Bob Rose (MBL Research Award)

North Carolina State UniversityBob_Rose_picture

Rose Lab Website

 

Transcriptional regulation of pancreas development

My lab at NCState University studies interactions among transcription factors that regulate tissue-specific gene expression using protein crystallography, and biophysical and cell-based assays.  We focus on pancreas transcription as a model system.  Pancreas development has been intently studied to develop treatments for diabetes and pancreatic cancer.  The collaboration with NXR and Marko Horb will allow us to merge structural questions with genetic and developmental approaches in Xenopus laevis.

Transcriptional regulation of pancreas development is conserved between Xenopus and humans.  Two transcription factors, Pdx1 and Ptf1a, possess properties of master regulators of pancreas development: both are required for differentiation of the exocrine and endocrine cell lineages of the pancreas.  The potency of these factors is demonstrated by their capacity to transdifferentiate liver to pancreas in Xenopus.  Pdx1 and Ptf1a regulate hundreds of genes during pancreas development, and their activity is restricted by interactions with other factors.

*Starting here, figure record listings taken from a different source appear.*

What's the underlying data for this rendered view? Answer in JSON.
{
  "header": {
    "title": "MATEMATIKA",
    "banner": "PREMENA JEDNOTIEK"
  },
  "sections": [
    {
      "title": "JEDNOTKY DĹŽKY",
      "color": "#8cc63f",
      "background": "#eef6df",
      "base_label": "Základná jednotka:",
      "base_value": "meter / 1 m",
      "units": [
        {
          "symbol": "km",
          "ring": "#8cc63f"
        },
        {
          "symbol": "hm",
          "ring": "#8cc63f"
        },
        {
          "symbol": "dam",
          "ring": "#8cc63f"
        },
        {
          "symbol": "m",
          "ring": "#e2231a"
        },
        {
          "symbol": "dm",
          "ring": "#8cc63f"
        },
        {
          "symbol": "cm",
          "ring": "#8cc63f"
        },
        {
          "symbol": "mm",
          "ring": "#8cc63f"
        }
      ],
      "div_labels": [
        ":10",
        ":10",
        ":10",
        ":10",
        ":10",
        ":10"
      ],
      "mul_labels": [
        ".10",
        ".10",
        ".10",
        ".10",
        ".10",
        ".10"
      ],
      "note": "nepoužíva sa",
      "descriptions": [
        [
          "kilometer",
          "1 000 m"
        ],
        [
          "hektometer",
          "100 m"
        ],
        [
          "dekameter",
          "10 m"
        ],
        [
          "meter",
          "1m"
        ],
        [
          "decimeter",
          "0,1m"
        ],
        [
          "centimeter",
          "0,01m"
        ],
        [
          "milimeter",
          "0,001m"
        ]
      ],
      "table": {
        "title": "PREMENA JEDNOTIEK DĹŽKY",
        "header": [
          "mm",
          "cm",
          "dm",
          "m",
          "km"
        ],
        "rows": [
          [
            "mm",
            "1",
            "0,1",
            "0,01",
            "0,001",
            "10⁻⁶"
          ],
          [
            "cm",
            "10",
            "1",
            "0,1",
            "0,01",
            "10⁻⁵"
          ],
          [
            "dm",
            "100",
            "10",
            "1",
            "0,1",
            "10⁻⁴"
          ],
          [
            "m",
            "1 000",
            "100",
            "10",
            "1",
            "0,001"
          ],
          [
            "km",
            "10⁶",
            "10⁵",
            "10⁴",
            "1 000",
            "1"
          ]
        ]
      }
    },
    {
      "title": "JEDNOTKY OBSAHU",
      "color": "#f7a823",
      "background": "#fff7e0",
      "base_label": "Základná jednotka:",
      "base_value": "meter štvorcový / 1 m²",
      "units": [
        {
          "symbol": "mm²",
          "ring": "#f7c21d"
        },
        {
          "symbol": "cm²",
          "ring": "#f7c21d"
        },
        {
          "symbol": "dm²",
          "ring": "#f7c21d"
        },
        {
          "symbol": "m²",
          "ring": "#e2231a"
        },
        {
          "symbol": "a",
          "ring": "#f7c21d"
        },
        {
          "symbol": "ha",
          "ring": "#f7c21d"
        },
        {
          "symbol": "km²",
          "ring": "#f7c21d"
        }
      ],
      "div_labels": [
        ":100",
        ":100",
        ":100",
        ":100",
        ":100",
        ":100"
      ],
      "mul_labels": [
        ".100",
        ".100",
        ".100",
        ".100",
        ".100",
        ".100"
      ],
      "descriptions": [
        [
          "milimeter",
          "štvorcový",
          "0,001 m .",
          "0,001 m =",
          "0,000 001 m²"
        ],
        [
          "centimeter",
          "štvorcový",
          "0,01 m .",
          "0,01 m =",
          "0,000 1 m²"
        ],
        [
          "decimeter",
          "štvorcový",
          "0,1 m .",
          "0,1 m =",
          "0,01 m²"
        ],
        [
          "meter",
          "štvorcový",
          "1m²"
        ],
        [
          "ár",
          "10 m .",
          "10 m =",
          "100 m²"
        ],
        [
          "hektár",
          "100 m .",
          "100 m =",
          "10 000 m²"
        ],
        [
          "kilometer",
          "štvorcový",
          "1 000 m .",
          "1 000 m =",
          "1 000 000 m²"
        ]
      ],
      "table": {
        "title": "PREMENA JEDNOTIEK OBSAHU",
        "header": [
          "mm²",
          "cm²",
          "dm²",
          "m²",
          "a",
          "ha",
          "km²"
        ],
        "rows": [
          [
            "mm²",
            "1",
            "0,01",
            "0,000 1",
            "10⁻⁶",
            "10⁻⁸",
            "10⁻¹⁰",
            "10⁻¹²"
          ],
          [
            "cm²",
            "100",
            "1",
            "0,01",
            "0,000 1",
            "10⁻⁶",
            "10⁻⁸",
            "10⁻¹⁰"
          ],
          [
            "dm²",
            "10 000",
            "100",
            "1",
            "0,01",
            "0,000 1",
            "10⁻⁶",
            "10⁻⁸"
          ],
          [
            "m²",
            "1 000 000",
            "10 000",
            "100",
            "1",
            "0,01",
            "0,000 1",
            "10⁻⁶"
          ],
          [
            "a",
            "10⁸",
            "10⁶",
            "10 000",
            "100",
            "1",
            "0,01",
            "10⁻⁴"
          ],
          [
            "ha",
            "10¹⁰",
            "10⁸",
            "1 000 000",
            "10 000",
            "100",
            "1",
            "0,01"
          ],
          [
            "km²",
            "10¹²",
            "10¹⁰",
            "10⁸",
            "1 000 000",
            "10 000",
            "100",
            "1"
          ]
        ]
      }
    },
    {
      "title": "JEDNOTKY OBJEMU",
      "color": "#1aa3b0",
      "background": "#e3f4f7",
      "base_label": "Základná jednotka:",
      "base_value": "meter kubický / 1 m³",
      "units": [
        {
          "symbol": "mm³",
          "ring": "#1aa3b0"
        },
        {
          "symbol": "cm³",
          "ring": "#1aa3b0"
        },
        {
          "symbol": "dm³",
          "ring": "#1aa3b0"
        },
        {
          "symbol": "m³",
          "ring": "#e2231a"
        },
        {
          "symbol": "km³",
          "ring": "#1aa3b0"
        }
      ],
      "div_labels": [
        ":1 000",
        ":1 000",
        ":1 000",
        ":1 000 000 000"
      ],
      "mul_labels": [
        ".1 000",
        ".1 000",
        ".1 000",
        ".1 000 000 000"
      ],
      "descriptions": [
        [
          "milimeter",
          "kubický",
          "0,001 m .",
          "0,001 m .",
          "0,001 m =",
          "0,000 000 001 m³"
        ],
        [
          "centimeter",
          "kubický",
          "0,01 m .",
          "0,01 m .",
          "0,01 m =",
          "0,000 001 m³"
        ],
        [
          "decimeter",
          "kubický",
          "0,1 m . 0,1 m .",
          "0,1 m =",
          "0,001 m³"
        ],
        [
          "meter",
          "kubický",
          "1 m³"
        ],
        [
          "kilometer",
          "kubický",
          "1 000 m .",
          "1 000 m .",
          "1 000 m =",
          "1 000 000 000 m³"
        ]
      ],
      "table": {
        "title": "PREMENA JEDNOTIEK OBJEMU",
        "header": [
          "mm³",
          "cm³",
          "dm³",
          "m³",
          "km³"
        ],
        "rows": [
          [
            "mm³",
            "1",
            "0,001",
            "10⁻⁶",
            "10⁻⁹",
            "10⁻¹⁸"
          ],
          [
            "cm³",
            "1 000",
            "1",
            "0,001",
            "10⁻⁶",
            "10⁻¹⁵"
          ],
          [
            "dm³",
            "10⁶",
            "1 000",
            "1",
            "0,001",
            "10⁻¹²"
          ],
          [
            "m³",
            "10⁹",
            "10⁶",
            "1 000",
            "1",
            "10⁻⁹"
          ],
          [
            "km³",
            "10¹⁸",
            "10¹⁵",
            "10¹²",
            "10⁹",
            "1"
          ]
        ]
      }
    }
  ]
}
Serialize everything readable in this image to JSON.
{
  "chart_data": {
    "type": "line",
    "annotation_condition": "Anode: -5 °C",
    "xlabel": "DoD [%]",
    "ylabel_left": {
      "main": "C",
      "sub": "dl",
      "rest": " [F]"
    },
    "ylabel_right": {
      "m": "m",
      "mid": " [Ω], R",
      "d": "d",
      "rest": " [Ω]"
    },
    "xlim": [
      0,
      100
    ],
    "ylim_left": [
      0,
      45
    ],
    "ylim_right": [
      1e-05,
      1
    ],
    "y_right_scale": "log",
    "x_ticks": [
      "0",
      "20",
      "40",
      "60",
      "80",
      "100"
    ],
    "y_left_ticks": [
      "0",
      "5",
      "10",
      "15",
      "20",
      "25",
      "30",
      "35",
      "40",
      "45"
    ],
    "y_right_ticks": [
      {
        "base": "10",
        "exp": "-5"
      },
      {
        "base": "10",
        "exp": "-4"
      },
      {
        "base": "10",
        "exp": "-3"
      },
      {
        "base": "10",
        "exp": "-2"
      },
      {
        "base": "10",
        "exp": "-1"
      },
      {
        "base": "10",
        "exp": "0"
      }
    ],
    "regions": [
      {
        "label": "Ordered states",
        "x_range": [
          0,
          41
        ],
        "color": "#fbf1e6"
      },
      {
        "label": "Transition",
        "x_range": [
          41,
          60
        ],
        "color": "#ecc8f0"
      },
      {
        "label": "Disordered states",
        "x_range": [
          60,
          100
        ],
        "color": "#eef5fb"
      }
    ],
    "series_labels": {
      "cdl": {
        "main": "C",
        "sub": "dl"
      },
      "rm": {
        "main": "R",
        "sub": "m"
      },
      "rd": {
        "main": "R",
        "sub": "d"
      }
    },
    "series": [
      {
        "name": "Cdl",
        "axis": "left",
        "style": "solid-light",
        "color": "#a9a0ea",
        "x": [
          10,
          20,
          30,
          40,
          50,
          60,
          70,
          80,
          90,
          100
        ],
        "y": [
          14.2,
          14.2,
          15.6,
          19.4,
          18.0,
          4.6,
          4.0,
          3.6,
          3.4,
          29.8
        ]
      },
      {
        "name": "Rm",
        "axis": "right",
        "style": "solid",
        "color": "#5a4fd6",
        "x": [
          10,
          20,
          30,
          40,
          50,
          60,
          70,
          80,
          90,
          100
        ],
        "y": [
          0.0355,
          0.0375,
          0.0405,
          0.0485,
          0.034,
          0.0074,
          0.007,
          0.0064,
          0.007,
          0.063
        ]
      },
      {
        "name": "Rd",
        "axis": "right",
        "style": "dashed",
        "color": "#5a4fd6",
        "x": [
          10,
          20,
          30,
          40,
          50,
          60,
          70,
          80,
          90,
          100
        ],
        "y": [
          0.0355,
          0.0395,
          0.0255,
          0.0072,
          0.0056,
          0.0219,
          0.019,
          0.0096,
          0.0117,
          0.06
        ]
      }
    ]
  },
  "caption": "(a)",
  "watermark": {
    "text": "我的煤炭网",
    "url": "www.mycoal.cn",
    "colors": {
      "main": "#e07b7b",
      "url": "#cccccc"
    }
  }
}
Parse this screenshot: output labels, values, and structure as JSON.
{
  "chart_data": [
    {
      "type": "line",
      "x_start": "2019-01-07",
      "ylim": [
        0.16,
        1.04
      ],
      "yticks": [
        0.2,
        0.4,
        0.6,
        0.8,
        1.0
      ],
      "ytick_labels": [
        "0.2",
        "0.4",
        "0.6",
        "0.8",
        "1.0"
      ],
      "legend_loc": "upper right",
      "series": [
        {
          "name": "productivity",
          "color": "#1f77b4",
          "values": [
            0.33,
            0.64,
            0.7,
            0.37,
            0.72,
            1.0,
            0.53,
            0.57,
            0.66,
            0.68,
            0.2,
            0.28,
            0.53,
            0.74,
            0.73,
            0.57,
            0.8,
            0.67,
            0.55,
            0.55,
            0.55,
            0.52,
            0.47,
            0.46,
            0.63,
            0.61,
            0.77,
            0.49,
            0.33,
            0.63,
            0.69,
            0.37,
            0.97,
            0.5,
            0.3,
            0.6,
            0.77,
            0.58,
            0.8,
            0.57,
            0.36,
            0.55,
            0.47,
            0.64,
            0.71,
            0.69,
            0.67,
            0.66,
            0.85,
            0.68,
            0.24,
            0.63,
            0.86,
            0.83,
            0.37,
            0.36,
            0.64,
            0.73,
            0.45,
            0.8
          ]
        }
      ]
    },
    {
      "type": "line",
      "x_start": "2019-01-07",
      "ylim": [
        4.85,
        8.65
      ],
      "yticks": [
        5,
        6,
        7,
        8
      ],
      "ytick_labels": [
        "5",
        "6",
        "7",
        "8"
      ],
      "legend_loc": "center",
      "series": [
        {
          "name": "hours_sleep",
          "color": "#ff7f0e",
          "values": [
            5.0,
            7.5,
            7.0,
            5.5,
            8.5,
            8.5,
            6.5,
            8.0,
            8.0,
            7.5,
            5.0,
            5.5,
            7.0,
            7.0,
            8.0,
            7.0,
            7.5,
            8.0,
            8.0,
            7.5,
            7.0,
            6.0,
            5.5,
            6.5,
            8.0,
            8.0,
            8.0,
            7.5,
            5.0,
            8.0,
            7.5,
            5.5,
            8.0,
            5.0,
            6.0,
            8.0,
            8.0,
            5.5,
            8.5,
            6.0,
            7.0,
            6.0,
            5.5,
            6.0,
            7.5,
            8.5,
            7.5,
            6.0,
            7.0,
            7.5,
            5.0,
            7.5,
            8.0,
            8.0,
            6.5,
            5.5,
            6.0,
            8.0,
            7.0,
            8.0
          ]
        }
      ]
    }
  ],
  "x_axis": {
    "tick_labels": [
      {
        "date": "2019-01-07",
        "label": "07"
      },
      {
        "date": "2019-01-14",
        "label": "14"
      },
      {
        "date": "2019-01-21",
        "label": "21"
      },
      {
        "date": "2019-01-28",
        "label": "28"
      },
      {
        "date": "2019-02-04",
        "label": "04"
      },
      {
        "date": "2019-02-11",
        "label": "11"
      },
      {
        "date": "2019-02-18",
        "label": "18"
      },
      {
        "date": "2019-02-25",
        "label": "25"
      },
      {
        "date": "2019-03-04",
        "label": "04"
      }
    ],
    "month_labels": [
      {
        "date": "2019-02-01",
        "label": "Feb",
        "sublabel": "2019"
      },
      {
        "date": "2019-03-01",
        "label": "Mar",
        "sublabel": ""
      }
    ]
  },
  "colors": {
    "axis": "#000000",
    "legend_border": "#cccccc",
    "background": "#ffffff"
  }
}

During the summer we will be characterizing the regulatory role of the Pdx1-Pbx1 complex.  We propose that cooperative interactions between Pdx1 and the transcription factor Pbx1 regulate cell proliferation, a critical aspect of development.  In addition we will be applying Crispr technology to try to isolate and characterize transcriptional complexes on enhancers during pancreas development.  These studies will further our efforts to identify enhancer complexes for X-ray crystallographic studies.

 

Reyna Martinez (Grass Fellow)

State University of New York

Reyna_Grass_Fellowship

 

 

 

 

 

 

 

 

 

 

Zuber Lab Website

The role of intermediate filament proteins in neural degeneration and regeneration 

The expression of intermediate filament proteins (IFPs) in glial cells has been implicated in the inability of some vertebrates to regenerate the central nervous system. Taking advantage of the ability of Xenopus laevis to regenerate the retina, I will use the XOPNTR transgenic line, a model of rod degeneration and regeneration, to determine the role of IFPs in these two processes. Specifically, I will investigate if the IFPs glial fibrillary acidic protein (GFAP) and Vimentin are important regulators of retinal degeneration and the ability of the Xenopus retina to regenerate. I will be using transgenesis to return GFAP to the genome of XOPNTR transgenics and TALENs to eliminate Vimentin. The results of this study will determine if upregulation of GFAP and Vimentin IFPs is required for Müller cell reactivity, retinal degeneration and restricting the regenerative capacity of the retina.

 

 

 

The NXR will have space available for summer researchers as well as facilities to maintain frog lines during the summer and frogs for sale to use.